To use groq's API, create an account -> Start Building -> API Keys
And create an API Key: https://console.groq.com/keys

In [None]:
from typing import Literal

from langchain_core.prompts import ChatPromptTemplate
from langchain_core.pydantic_v1 import BaseModel, Field

# This RouteQuery class basically gives priority to the vectorstore, otherwise do wiki search if it doesnt work
class RouteQuery(BaseModel):
  """This routes a user query to the most relevent data source"""

  datasource: Literal["vectorstore", "wiki_search"] = Field(
    ...,
    description="Gives a user question choose to route it to wikipedia or a vectorstore"
  )

In [56]:
from langchain_groq import ChatGroq
import os

# Accessing groq
with open("tokens.json", "r") as f:
  tokens = json.load(f)

  GROQ_API_KEY = tokens["GROQ_API_KEY"]

# List of models: https://console.groq.com/docs/models
llm = ChatGroq(groq_api_key=GROQ_API_KEY, model_name="llama-3.3-70b-versatile")
llm

# Add structured output RouteQuery
structured_llm_router = llm.with_structured_output(RouteQuery)


In [57]:
# Prompt
system = """You are an expert at routing a user question to a vectorstore or wikipedia. 
The vectorstore contains documents related to food and only retrieival of their recipes.
 Use the vectorstore for questions on this one topic. Otherwise, use wiki-search."""

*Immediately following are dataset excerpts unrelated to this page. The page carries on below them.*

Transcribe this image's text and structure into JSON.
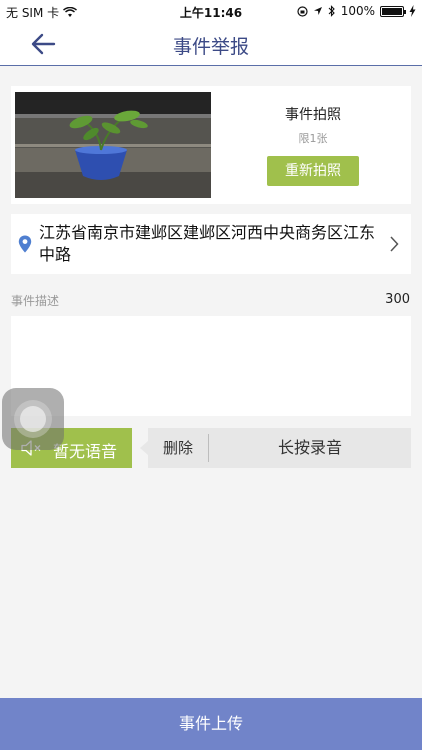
{
  "status_bar": {
    "carrier": "无 SIM 卡",
    "time": "上午11:46",
    "battery": "100%"
  },
  "nav": {
    "title": "事件举报"
  },
  "photo": {
    "title": "事件拍照",
    "limit": "限1张",
    "retake_label": "重新拍照"
  },
  "location": {
    "address": "江苏省南京市建邺区建邺区河西中央商务区江东中路"
  },
  "description": {
    "label": "事件描述",
    "count": "300",
    "value": ""
  },
  "voice": {
    "status_label": "暂无语音",
    "delete_label": "删除",
    "hold_label": "长按录音"
  },
  "submit": {
    "label": "事件上传"
  },
  "colors": {
    "accent_green": "#a0c04c",
    "title_blue": "#3c4a86",
    "submit_blue": "#7184c9",
    "pin_blue": "#4f7fd0"
  }
}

route_prompt = ChatPromptTemplate.from_messages(
  [
    ("system", system),
    ("human", "{question}")
  ]
)

question_router = route_prompt | structured_llm_router

## Testing query with a prompt

In [58]:
print(question_router.invoke(
  {
    "question": "How do I make fettucini?"
  }
))

datasource='vectorstore'


## Wikipedia search capabilities

In [72]:
from langchain_community.utilities import WikipediaAPIWrapper
from langchain_community.tools import WikipediaQueryRun

# top_k_results returns the top n results
# doc_content_chars_max allows you to set the max number of characteers (-1 to disable)
api_wrapper = WikipediaAPIWrapper(top_k_results=1, doc_content_chars_max=-1)
wiki = WikipediaQueryRun(api_wrapper=api_wrapper)

In [73]:
wiki.run("How do I make fettucini?")

'Page: Fettuccine Alfredo\nSummary: Fettuccine Alfredo (Italian: [fettut\'tʃiːne alˈfreːdo]) is a pasta dish consisting of fettuccine tossed with butter and Parmesan cheese, which melt and emulsify to form a rich cheese sauce coating the pasta. Originating in Rome in the early 20th century, the recipe is now popular in the United States and other countries. Outside of Italy, cream is sometimes used to thicken the sauce, and ingredients such as chicken, shrimp, salmon or broccoli may also be added when it is served as a main course.\nThe dish is named after Alfredo Di Lelio, a Roman restaurateur who is credited with its invention and popularisation. Di Lelio\'s tableside service was an integral part of the recipe\'s success. Fettuccine Alfredo is a variant of standard Italian fettuccine al burro (\'fettuccine with butter\') or pasta burro e parmigiano (\'pasta with butter and Parmesan cheese\'). It is a kind of pasta in bianco, that is, without added sauce. Italian recipes do not includ

## AiGents Application Using Langgraph

In [76]:
from typing import List
from typing_extensions import TypedDict

class GraphState(TypedDict):
  """
  Represents the state of the graph

  Attributes:
    question: question
    generation: LLM generation
    documents: list of documents
  """

  question: str
  generation: str
  documents: List[str]

In [80]:
from langchain.schema import Document

def retrieve(state):
  """
  Retrieve documents

  Args:
    state (dict): The current graph state

  Returns:
    state (dict): New key added to state, documents, that contains retreived documents
  """

  print("---Retrievee---")
  question=state["question"]

  # Retreival
  documents=retreiver.invoke(question)
  return {"documents":documents, "questions":question}

In [84]:
def wiki_search(state):
  """
  Wiki search based on the re-phrased question

  Args:
    state (dict): The current graph state

  Returns:
    state (dict): Updates documents key with appended web results
  """
  print("---Wikipedia---")
  question=state["question"]
  print(question)

  # Wiki search
  docs = wiki.invoke({"query": question})

  wiki_results = docs
  wiki_results = Document(page_content=wiki_results)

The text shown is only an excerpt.